Examples

The repository’s examples/ directory contains six self-contained applications. Each has its own package.json, a docker-compose.yml for a local Spark Connect server, and a single-command run script. Clone the repo, cd into one, and follow its README.

`node-quickstart`

Connect, run a SQL query, print the rows, disconnect. The minimum viable script and copy-paste starting point for a new project.

Covers: connect(), spark.sql(...), collect(), stop().

`node-catalog`

Walks through the session.catalog surface: inspect catalogs and databases, register a temp view, list columns, cache and uncache a table. Mirrors the structure of the Catalog guide.

Covers: spark.catalog.*, temp views, cacheTable, isCached, dropTempView.

`node-read-write`

End-to-end round trip through the DataFrame reader and writer: build a DataFrame from SQL, write it as CSV / JSON / Parquet, read it back with an explicit schema, verify equality. Mirrors the I/O guide.

Covers: spark.read, spark.write, save modes, schema-on-read, partitionBy.

`node-cache-pivot-stats`

Broader workload: aggregation, pivoting, caching, windowed stats. Closer to a real analytics pipeline, and useful for benchmarking small-to-medium queries.

Covers: groupBy, pivot, rollup, Window, df.cache(), unpersist, statistical functions.

`node-streaming`

Runs a rate-to-memory streaming query with a lifecycle listener attached: start, watch progress events, inspect the manager, stop. Mirrors the Structured Streaming guide.

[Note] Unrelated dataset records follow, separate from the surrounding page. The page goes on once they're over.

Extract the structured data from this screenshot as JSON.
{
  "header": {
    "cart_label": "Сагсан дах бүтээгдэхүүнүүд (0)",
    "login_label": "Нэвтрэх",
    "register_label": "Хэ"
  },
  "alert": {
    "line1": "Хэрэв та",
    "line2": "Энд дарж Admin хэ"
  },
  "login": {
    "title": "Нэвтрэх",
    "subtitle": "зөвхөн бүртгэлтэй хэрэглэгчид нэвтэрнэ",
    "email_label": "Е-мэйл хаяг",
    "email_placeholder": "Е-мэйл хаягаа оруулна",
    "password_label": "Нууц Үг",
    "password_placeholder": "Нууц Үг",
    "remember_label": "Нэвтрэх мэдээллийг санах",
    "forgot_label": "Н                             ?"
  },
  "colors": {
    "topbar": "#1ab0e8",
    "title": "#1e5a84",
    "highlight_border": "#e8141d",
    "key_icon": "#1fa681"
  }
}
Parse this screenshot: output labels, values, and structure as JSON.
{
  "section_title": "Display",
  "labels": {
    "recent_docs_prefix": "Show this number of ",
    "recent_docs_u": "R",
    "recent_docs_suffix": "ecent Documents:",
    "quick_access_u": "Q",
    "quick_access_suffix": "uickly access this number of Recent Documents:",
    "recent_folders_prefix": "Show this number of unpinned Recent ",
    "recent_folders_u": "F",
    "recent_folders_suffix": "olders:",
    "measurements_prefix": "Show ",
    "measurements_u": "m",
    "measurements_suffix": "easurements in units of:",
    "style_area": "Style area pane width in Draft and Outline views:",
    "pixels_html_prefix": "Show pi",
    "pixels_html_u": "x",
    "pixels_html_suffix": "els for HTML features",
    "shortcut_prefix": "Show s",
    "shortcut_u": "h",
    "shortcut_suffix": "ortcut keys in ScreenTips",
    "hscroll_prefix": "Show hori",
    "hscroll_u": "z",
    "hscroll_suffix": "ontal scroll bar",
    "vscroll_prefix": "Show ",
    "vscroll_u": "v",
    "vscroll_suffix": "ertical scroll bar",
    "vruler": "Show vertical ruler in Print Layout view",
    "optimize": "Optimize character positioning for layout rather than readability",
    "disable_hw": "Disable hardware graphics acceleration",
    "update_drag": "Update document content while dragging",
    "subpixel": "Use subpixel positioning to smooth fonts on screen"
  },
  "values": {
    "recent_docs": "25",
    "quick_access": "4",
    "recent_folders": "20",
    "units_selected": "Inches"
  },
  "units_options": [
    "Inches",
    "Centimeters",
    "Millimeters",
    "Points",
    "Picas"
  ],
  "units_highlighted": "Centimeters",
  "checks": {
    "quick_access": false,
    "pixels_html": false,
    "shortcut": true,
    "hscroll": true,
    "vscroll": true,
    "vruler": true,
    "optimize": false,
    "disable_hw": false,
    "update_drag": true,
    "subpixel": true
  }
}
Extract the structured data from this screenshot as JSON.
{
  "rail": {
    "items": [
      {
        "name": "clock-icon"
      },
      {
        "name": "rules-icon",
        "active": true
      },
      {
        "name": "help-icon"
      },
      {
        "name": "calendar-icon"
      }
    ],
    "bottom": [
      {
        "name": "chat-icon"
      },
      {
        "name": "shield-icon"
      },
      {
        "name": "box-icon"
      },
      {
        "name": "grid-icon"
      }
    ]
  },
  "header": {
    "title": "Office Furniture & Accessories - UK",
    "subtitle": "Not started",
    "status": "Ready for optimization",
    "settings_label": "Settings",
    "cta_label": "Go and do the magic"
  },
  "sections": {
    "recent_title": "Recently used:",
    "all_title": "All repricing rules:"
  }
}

Covers: readStream, writeStream, Trigger, StreamingQuery, spark.streams, addListener.

`node-tls-behind-proxy`

Connects to a Spark Connect server over TLS by terminating TLS at a Caddy reverse proxy in front of apache/spark:4.0.0. Covers the production deployment topology, since Spark Connect 4.0 has no native server-side TLS.

Covers: use_ssl=true, self-signed certs via NODE_EXTRA_CA_CERTS, Caddy reverse_proxy h2c://.

Running an example

Each example has a docker-compose.yml that brings up a Spark 4.0 Connect server on localhost:15002. From inside an example directory:

docker compose up -d          # start the Spark Connect server
pnpm install
pnpm start                    # or: node src/index.js
docker compose down           # tear down when done

The compose files don’t share state across examples; each starts a fresh server. Stop one before starting another if you want to reuse port 15002.